Well, this is a mint 93 Miata body. In a few years, it will be more valuable than the Holy Grail


> Don’t expect to see this in MAME any time soon. For now this is proprietory emulation that will eventually be made public when the time is right.

What's the betting that this emulation code will instead rot in the digital equivalent of a garage somewhere?


Incorrect sir. The whole point of wanting to save this machine, and emulate the code is so that it will 100% be made public. As the article states, this will happen when the time is right.


Like the first guy?

What you have to know about gaming collectors is they are all insane. Some more than others. In this story you have at least 3 people with some problems. Greed, allure of exclusivity, compulsive hoarding, scamming, predatory speculation, its all there.


I feel that often people start projects like this with the best of intentions, life gets in the way, and then the "time" is never "right". It would be better to share incomplete things early to reduce this risk.


But what is the downside to sharing the code in an incomplete state, in case the folks working on emulation cease their work? The world is full of projects that never get "finished."

That's an honest question, not a rhetorical one.


I would think because this whole thing occurred literally weeks ago.


I love using the left 40% of my display to show an image of a car while the actual blog post now requires more scrolling and looks 'meatier'.

Awful UX.


It would require same amount of scrolling, you can't have lines that long to keep it easily readable anyway.

What I don't like it's alighned to right, I prefer to read centered text, but it's their website, so whatever, if I don't like it I can just close it (or could try to block picture element through UBO).

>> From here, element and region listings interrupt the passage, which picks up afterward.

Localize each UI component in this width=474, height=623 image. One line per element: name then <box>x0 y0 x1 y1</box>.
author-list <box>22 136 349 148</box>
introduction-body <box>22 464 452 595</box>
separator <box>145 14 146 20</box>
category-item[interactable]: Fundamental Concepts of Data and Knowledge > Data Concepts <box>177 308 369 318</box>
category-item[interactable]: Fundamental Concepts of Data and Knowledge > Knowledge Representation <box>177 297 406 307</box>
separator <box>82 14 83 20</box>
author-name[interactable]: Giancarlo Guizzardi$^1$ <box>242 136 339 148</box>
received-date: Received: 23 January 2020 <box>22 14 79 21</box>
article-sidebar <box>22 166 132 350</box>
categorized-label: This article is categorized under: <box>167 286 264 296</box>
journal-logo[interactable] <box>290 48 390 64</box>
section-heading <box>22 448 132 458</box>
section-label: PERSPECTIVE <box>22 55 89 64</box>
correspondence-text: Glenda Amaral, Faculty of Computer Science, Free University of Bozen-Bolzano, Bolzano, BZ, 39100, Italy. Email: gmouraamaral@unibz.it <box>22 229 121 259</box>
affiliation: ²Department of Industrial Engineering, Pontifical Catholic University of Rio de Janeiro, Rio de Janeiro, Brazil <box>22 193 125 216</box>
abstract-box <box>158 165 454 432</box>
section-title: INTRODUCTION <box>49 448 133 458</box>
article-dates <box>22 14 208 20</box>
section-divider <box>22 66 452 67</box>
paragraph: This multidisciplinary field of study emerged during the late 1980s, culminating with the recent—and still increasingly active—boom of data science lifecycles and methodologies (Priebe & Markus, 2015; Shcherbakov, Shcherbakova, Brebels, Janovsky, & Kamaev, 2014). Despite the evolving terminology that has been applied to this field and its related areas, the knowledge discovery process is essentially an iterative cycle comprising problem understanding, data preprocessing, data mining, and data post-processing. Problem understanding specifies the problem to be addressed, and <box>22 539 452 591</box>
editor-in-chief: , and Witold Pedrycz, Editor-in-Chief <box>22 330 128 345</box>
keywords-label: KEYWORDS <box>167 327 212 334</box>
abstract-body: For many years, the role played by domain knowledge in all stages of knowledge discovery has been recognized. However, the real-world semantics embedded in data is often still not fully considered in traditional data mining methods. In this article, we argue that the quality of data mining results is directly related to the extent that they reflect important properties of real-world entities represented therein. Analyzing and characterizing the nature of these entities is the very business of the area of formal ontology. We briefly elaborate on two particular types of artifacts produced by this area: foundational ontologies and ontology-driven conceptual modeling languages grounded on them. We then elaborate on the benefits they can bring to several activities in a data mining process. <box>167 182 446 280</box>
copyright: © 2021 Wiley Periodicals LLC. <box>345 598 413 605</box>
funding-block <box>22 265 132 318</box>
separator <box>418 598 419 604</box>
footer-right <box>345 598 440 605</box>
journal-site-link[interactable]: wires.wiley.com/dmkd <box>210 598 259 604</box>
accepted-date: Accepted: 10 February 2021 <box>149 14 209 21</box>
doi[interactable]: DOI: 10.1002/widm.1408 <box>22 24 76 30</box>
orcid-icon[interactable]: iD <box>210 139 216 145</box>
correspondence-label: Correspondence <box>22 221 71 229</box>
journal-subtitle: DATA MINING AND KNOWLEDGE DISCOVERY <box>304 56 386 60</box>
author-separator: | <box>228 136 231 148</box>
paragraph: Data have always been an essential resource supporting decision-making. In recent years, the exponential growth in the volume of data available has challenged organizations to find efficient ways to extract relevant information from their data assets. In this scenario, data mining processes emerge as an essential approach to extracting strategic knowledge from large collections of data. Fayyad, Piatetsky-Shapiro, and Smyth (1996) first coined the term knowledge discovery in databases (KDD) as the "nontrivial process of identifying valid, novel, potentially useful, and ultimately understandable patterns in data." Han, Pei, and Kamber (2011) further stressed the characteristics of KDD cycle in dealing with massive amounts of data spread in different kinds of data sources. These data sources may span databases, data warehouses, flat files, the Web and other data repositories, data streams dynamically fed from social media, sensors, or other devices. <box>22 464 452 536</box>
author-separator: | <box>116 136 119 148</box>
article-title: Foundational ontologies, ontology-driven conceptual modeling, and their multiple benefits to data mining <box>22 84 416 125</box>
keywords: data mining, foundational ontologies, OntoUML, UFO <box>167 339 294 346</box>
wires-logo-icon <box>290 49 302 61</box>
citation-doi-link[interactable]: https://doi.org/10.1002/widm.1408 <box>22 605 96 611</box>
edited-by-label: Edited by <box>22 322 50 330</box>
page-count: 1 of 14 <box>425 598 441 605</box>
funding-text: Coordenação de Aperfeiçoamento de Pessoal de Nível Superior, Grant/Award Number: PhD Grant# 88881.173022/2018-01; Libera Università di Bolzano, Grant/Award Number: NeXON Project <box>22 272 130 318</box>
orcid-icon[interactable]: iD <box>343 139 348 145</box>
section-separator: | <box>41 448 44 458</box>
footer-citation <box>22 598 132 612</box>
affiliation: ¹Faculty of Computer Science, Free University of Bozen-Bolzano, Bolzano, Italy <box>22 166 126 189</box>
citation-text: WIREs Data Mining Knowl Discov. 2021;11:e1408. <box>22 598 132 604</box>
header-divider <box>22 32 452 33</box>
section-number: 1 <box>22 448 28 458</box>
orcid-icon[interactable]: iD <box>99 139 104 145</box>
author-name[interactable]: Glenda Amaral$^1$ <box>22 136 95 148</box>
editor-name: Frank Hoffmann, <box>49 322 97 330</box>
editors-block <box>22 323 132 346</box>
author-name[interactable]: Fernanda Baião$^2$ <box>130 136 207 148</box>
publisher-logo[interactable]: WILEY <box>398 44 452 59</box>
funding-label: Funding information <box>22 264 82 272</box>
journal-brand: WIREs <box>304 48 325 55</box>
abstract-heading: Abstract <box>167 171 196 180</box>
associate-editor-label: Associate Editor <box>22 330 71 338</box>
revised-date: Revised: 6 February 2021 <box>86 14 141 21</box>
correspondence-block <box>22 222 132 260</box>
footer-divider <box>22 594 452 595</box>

edit: tried to block all elements on the left including header, but it's still aligned to right just leaving big dark left column


It also seems to do some shenanigans that show a history of 4 of the same page (I think) and require hitting back 4 times to get back to HN


Not to state the bleedin' obvious, but I will - the point of the UX is that the site adapts to the device being used. And it adapts well. The large image on the left in desktop mode is certainly different, but I like the execution personally.


Sounds like you're getting tablet layout on mobile?


That's when you're glad you're running a firefox variant and hit "Ctrl+Alt+R" to switch to reader view.